2. Im Streitfall hat das FG von den Begründungserleichterungen aus § 90a Abs. 4 bzw. § 105 Abs. 5 FGO in fehlerhafter Weise Gebrauch gemacht, so dass die Entscheidung nicht mit Gründen versehen ist.

a) Die in den Entscheidungsgründen des angefochtenen Urteils erfolgte Bezugnahme auf die Entscheidung über einen außergerichtlichen Rechtsbehelf vom 31. Januar 2003 geht ins Leere, weil das FA eine Einspruchsentscheidung unter diesem Datum nicht erlassen hat. Tatsächlich unzutreffend ist ebenso die im Tatbestand der Vorentscheidung enthaltene Angabe, im Gerichtsbescheid vom 28. Februar 2005 sei die Klage "maßgeblich unter Hinweis auf die Ausführungen in der Einspruchsentscheidung vom 31. Januar 2003" abgewiesen worden. Vielmehr ist im Tatbestand des Gerichtsbescheids --zutreffend-- die Einspruchsentscheidung vom 5. Februar 2004 bezeichnet worden.

b) Der Klägerin ist aufgrund dieser unzutreffenden Bezeichnung der in Bezug genommenen Einspruchsentscheidung die Möglichkeit genommen, das angefochtene Urteil in Bezug auf alle wesentlichen Streitpunkte auf ihre Richtigkeit und Rechtmäßigkeit zu überprüfen.

aa) Zwar erfordert die durch § 105 Abs. 5 FGO, der sinngemäß auch für Gerichtsbescheide gilt (Gräber/Koch, a.a.O., § 90a Rz. 8), zugelassene Bezugnahme auf die Entscheidung über den außergerichtlichen Rechtsbehelf nicht zwingend, dass diese datumsmäßig bezeichnet wird. Sofern jedoch das FG für die in Bezug genommene Einspruchsentscheidung ein unzutreffendes Datum angibt, sind die Voraussetzungen des § 119 Nr. 6 FGO jedenfalls dann erfüllt, wenn ernsthaft die Möglichkeit in Betracht kommt, dass das FG die in Bezug genommene Einspruchsentscheidung mit einer anderweitigen --etwa zwischen den Verfahrensbeteiligten in einem Nebenverfahren ergangenen-- Einspruchsentscheidung verwechselt hat. Eine solche Verwechselungsmöglichkeit war im Streitfall deshalb gegeben, weil unter dem Datum des 30. Januar 2003 eine Einspruchsentscheidung des FA betreffend die Ablehnung der Aufhebung der Vollziehung der Vermögensteuerbescheide ergangen war.

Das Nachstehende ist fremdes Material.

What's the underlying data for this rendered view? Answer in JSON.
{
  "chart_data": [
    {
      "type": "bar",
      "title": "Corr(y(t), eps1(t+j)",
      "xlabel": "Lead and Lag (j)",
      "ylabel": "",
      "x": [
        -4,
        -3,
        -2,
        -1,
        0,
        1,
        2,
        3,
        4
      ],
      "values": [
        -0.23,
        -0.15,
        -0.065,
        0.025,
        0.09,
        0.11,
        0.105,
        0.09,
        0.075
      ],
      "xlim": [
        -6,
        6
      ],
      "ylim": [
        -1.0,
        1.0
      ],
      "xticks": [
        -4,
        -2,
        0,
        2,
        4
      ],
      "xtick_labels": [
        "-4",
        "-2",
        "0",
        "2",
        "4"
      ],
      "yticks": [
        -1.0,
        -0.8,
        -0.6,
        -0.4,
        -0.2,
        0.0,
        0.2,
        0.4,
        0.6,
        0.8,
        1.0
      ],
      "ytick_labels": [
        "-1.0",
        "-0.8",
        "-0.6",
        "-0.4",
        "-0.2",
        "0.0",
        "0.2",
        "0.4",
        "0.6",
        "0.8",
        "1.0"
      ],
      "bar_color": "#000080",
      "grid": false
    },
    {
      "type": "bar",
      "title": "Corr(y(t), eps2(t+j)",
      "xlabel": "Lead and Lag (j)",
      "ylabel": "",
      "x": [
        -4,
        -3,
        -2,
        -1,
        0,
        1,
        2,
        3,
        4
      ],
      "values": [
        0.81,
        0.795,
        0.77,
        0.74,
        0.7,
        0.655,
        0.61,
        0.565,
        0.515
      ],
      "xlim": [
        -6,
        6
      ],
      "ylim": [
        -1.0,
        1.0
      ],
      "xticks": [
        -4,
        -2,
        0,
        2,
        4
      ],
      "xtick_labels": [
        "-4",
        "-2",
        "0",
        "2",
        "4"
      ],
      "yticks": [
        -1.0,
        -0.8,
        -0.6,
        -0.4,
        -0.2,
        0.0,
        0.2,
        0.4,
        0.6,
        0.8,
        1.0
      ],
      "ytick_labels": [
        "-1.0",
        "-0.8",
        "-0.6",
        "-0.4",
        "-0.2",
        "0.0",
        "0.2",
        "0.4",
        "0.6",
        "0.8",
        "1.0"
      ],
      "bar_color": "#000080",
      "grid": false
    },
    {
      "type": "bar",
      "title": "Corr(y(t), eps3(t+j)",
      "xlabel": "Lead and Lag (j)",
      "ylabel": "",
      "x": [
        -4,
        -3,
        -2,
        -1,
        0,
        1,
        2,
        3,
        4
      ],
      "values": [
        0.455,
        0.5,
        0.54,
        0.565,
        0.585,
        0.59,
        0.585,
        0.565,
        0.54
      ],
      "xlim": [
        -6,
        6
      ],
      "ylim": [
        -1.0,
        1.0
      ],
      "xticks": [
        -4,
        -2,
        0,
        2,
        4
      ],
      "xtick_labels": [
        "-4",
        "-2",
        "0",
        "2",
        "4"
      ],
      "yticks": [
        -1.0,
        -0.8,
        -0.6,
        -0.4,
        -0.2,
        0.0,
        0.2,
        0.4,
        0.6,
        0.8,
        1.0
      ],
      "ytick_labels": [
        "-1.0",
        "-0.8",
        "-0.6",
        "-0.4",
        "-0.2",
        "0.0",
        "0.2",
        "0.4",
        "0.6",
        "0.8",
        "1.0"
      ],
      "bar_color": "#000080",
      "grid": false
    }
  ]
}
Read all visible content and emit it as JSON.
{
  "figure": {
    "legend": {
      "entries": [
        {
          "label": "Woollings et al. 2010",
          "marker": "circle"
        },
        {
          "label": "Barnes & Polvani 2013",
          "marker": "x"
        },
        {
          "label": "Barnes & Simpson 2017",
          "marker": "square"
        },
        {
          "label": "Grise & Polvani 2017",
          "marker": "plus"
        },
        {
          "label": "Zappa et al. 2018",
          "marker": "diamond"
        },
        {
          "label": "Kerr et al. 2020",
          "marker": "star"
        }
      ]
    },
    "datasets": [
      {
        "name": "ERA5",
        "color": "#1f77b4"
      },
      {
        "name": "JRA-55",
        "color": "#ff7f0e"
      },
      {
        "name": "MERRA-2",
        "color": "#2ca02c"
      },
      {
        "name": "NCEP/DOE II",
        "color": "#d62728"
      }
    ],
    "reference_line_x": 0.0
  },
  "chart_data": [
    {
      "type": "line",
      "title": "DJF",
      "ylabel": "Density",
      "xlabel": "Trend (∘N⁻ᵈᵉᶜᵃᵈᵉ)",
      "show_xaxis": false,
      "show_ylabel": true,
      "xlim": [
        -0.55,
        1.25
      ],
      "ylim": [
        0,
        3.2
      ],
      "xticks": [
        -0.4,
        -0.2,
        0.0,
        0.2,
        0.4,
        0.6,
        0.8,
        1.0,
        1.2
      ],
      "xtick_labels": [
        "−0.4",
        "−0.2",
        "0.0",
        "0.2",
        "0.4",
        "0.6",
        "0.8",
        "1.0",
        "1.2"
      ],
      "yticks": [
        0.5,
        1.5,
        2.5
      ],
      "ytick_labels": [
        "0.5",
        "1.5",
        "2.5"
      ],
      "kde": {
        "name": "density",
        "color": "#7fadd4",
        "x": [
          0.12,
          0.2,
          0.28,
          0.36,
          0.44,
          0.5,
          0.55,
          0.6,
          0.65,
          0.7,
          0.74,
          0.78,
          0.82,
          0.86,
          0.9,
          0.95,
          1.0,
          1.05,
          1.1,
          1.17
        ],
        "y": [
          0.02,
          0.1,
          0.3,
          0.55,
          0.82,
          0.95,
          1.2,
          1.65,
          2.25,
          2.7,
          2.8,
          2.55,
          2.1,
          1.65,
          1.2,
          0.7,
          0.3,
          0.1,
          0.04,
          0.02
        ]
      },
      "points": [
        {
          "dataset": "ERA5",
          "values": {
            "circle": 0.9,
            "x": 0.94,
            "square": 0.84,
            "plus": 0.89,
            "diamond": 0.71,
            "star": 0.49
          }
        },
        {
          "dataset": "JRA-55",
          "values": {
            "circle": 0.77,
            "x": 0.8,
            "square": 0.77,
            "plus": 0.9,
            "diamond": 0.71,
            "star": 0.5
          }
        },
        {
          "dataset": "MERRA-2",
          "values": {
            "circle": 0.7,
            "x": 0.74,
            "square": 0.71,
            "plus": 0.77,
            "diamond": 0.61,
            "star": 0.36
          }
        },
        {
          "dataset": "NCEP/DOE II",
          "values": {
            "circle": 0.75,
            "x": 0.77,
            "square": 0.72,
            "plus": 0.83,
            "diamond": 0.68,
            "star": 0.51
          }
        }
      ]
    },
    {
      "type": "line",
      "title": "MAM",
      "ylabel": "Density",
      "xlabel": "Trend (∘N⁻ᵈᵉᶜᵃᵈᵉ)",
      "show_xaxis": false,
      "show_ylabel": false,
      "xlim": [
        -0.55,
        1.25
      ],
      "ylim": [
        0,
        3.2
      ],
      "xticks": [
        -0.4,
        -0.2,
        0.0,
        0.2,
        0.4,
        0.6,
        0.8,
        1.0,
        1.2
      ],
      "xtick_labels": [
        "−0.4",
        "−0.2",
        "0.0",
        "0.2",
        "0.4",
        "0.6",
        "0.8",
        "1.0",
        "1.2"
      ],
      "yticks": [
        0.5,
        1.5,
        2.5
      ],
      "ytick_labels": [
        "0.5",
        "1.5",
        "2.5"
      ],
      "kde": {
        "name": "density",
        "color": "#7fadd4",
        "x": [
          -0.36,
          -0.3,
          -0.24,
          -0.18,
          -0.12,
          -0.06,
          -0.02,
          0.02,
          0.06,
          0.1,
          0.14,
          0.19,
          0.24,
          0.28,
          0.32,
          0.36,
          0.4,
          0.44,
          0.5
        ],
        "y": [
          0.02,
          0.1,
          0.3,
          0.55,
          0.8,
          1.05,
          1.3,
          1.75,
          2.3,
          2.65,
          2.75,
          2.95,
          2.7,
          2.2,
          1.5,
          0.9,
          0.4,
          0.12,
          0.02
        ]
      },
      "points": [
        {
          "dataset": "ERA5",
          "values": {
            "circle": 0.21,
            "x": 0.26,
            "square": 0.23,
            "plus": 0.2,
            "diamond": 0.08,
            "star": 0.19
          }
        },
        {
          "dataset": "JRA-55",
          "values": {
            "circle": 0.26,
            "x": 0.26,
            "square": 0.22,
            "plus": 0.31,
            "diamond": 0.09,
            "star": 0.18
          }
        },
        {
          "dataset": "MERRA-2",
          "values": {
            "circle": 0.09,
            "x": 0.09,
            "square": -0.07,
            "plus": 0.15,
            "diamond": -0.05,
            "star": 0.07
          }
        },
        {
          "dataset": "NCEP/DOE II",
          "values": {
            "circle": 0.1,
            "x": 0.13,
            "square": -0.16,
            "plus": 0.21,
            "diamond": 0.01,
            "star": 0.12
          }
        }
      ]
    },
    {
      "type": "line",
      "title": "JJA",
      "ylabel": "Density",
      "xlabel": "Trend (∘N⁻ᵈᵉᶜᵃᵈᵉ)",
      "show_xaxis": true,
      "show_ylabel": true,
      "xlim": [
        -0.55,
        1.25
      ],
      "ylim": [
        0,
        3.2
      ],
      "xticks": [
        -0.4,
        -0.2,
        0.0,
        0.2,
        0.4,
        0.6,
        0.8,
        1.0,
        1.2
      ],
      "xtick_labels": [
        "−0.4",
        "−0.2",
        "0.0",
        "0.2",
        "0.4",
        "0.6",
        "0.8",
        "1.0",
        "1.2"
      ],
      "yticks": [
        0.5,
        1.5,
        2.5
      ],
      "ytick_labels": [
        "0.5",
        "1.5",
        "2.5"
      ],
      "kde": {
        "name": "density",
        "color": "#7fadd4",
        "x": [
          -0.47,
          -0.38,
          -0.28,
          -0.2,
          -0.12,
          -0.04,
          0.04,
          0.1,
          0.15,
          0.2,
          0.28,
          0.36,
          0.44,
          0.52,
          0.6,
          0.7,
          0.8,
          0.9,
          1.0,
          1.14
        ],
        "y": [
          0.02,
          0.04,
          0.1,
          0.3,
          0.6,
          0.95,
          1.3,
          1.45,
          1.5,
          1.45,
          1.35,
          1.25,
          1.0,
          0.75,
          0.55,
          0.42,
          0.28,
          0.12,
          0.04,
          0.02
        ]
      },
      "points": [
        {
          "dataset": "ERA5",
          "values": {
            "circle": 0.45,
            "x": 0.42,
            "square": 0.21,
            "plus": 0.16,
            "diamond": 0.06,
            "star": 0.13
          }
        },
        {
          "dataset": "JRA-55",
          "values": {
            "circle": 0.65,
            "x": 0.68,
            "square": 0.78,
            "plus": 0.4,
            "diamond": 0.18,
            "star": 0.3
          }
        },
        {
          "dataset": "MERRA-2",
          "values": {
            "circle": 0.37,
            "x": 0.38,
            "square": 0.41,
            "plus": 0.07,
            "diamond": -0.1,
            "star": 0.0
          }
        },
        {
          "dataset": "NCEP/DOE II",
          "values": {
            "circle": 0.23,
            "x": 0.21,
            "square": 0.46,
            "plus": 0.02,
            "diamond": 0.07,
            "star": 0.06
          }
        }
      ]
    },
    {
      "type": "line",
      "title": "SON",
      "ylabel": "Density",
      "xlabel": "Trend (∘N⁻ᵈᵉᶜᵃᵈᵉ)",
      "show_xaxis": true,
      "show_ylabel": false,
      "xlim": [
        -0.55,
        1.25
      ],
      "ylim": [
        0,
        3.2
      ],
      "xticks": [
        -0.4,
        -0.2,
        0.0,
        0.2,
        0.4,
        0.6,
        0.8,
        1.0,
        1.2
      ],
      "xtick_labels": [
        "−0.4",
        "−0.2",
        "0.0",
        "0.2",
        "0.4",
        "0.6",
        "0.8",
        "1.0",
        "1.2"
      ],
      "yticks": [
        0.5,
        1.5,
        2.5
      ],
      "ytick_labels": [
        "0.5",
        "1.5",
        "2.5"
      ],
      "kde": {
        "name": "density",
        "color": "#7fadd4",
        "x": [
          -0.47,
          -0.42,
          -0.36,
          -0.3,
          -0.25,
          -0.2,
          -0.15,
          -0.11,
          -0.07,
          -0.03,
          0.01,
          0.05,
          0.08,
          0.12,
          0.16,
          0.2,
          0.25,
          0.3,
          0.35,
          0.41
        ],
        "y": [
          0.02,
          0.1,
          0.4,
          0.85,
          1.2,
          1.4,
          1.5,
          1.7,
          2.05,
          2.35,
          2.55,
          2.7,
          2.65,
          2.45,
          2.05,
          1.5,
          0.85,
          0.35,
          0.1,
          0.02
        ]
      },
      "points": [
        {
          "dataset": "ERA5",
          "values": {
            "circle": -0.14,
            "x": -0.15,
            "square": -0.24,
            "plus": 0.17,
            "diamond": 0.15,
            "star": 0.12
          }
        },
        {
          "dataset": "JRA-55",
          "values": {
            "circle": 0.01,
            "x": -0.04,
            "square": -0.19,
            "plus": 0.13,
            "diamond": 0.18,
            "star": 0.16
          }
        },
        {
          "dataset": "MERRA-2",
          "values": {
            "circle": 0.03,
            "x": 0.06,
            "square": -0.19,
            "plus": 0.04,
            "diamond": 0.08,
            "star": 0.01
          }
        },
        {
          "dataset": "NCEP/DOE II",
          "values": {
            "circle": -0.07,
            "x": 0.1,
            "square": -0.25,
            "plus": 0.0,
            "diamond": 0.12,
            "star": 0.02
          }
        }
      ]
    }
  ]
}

bb) Der in der unzutreffenden Bezeichnung der Einspruchsentscheidung liegende Begründungsmangel ist nicht etwa deshalb unbeachtlich, weil --wie das FA meint-- die "richtige" Einspruchsentscheidung ohne weiteres auszumachen sei. Es ist mit den an eine Urteilsbegründung zu stellenden Anforderungen nicht vereinbar, die Verfahrensbeteiligten auf Mutmaßungen über die vom FG in Wahrheit in Bezug genommene Einspruchsentscheidung zu verweisen. Dies gilt insbesondere dann, wenn das finanzgerichtliche Urteil --wie im Streitfall-- über das Vorliegen eines Steuerstraftatbestands zu entscheiden hat. Insoweit kommt der Entscheidung des FG als einziger Tatsacheninstanz --auch im Hinblick auf die Begründungsanforderungen-- eine besondere Bedeutung zu (BFH-Beschluss in BFH/NV 2002, 348).